My current work involves the use of a drone-based camera to depict familiar structures and landscapes from a fresh or unusual perspective. Although many drone photos are taken at an angle, I prefer the direct down shot. I am particularly interested in built environments which are usually populated but not occupied when photographed. I like the way that the abstract structures complicate and interact with our sense of the absence of human beings. I have photographed quarries, livestock fields, junkyards, and other subjects, but I am especially drawn to play spaces, from tennis courts and playgrounds to swimming pools and amusement parks. Consumer drones have a limited carrying capacity, and getting an acceptable quality image with a GoPro camera can be a challenge. I replaced the original fisheye lens with a more rectilinear lens, and most images are stitched from a number of captures.
— Bob Gates, Jamesville, New York, USA
The camera is a mirror that allows me to see my surroundings with new eyes while at the same time becoming more aware of myself. Out at night, alone, the day’s cares recede and the sense of time fades. Allowing a heightened awareness to take over, I direct my attention to conveying the quiet and solitude of the night. It is this shift in attention, I believe, that allows me to experience the moment with a different vision.
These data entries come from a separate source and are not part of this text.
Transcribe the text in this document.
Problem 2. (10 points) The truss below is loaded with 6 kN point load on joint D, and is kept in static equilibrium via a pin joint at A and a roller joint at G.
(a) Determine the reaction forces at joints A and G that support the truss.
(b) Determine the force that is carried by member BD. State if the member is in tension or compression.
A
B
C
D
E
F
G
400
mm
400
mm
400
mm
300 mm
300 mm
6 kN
I photograph the landscape at night and at dawn. The camera captures the frames as stills, freezing time, regardless of the length of the exposure, and creating an image different from what the eye perceives. I like to believe that these resulting images are from a moment suspended between night and day.
My exposure and printing decisions enable me to take the surroundings I know so well and present them as they have not been seen before. What fascinates me about this process is that magical element of surprise. I venture out in search of scenes that contain an unknown light source of have some other mysterious quality. Of course there are times when I don’t find anything. Since the night sets the stage, I never know where I will wind up. It reminds me so much of life.